Forget Y2K. Forget millennial doomsday warnings. Get ready for workers’ comp sticker shock.

California Insurance Commissioner Chuck Quackenbush recently issued a “rate increase advisory” warning businesses that workers’ compensation costs are likely to soar as much as 18.4 percent in the coming months.

The announcement confirms the dreaded recommendation of the nonpartisan Workers Compensation Insurance Rating Bureau. Earlier this year the bureau asked the state Department of Insurance for the hike in the premium advisory rate, the state benchmark used by insurance firms for setting their own rates.

If the advisory rate hike is fully implemented , as it is expected to be , the increase would cost California businesses as much as $1.3 billion in additional workers’ comp premiums.

The bureau said the increase was necessary because insurers’ costs have escalated $1 billion a year since 1995, chewing up their profits.
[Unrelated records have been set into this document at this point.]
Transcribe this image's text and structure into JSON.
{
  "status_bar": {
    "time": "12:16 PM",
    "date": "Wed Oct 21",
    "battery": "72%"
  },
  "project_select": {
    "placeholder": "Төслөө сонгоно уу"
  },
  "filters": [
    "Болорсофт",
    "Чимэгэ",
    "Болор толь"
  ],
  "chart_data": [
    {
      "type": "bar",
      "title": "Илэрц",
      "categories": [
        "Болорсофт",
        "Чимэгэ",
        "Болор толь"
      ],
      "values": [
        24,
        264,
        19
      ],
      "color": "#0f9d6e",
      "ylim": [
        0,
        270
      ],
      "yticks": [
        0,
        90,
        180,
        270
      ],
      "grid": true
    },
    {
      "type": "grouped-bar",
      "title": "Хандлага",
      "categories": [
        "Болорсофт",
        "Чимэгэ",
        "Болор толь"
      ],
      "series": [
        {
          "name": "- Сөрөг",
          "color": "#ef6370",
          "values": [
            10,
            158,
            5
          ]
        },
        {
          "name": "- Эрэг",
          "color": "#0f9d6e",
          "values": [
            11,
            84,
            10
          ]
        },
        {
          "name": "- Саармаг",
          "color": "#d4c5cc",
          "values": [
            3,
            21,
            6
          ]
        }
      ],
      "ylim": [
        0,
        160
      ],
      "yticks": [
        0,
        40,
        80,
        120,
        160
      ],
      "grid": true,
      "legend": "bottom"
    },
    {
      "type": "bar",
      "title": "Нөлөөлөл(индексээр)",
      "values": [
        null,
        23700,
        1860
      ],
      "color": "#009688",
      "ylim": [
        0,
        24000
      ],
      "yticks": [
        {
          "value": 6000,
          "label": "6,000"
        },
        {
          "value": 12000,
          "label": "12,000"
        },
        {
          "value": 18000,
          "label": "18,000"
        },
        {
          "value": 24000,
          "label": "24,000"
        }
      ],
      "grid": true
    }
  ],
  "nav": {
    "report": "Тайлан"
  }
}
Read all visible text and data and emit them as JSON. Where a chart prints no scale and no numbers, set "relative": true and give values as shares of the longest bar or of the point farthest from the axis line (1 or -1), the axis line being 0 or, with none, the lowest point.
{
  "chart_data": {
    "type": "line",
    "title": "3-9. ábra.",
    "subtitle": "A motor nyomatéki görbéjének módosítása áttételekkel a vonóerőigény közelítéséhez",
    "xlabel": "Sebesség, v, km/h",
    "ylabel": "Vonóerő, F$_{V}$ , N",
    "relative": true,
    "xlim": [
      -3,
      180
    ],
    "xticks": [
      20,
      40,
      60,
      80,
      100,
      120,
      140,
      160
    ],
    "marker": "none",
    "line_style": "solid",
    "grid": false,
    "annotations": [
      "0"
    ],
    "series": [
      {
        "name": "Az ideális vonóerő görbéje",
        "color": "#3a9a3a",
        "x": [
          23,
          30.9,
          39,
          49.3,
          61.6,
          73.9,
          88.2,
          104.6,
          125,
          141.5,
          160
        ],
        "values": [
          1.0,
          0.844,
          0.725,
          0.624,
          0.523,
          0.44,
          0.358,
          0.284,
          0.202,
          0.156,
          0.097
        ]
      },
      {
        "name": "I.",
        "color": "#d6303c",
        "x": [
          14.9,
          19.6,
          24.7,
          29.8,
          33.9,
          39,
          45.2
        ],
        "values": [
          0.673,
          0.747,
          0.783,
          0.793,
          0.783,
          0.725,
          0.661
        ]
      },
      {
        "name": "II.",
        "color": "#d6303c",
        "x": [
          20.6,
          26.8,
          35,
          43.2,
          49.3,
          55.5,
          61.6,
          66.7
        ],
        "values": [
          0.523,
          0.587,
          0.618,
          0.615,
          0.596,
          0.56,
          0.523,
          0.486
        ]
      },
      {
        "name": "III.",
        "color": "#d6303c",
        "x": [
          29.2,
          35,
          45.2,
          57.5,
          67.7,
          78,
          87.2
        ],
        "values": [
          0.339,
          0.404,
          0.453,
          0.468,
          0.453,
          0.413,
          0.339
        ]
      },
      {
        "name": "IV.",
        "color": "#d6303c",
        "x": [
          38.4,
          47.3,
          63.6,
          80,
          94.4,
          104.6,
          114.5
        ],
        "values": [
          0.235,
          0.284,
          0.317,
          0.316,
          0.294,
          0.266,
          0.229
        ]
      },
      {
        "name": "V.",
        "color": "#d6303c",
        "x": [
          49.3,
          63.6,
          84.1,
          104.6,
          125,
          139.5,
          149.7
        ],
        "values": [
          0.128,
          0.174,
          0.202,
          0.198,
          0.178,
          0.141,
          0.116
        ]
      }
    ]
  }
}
However, most of those cost increases were due to overhead costs like commissions, brokerage fees, claims administration and general office expenses.
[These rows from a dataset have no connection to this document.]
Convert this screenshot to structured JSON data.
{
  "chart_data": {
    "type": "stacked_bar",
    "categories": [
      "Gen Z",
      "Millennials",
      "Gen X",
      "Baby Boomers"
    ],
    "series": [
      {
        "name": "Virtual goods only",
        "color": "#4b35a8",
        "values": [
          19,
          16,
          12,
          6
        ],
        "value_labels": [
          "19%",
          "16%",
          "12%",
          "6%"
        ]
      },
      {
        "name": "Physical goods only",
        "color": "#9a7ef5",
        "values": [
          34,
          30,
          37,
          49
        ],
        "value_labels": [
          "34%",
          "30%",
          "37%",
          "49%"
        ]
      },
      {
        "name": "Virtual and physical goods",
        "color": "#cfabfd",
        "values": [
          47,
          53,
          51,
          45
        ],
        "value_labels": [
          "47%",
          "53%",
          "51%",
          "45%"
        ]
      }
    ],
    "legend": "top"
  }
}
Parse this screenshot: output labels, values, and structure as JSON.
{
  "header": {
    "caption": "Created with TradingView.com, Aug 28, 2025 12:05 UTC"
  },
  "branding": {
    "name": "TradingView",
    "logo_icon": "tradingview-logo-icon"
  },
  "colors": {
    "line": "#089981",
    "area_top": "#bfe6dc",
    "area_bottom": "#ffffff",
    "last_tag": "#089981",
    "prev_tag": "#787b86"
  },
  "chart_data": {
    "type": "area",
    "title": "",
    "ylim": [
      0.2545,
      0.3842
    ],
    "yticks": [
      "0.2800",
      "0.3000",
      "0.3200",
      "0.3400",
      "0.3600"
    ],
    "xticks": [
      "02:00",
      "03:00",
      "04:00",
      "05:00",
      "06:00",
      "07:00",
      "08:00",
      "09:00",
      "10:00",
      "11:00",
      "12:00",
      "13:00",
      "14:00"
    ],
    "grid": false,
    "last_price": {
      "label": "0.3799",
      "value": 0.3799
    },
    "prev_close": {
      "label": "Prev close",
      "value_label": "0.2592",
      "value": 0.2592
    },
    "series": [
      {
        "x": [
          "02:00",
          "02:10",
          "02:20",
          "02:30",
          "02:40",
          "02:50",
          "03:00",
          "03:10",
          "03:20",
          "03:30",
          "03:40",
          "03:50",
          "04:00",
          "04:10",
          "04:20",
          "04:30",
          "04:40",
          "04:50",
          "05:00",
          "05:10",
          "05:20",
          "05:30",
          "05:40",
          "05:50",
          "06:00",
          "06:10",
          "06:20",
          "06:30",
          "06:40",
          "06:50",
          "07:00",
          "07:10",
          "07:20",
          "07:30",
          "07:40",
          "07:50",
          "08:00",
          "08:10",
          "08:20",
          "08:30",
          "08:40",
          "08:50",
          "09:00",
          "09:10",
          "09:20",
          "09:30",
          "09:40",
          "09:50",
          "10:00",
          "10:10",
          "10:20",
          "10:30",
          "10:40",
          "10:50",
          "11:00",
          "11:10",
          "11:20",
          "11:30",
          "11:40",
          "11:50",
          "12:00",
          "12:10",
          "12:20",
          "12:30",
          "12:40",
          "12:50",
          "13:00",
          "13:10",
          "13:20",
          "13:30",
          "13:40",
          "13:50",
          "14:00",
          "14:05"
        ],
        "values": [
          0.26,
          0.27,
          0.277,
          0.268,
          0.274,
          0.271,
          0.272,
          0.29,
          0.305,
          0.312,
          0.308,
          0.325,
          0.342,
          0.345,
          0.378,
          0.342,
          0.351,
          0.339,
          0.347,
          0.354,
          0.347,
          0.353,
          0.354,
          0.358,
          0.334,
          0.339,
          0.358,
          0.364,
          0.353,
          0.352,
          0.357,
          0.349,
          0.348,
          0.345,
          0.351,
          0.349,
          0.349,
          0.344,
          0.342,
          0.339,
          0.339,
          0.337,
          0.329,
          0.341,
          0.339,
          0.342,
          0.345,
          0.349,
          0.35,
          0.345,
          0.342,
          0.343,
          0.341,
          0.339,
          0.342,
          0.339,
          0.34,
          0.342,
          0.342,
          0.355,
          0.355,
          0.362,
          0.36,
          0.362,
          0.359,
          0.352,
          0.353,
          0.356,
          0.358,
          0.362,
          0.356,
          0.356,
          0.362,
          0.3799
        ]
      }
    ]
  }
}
Fortunately legislation passed by both state houses that would have raised workers’ comp rates an additional 27 percent was vetoed by the governor. But the stage is set for another version of this trial attorney-backed bill to be pushed through the Legislature next year.

All this rate hike talk is occurring at a time when the Western Insurance Information Service reports that workplace injuries in California have declined to an all-time low.

California Chamber of Commerce President Allan Zaremberg warned that Quakenbush’s rate advisory and the probability of new legislation next year would be a “double hit” on employers that “cannot be absorbed without consequence to employers, workers and the economy.”

Lawmakers in Sacramento need to be reminded that skyrocketing workers’ comp rates was one of the factors leading to the exodus of businesses from California earlier this decade. Let’s not open the floodgates again by making the same mistakes we did before.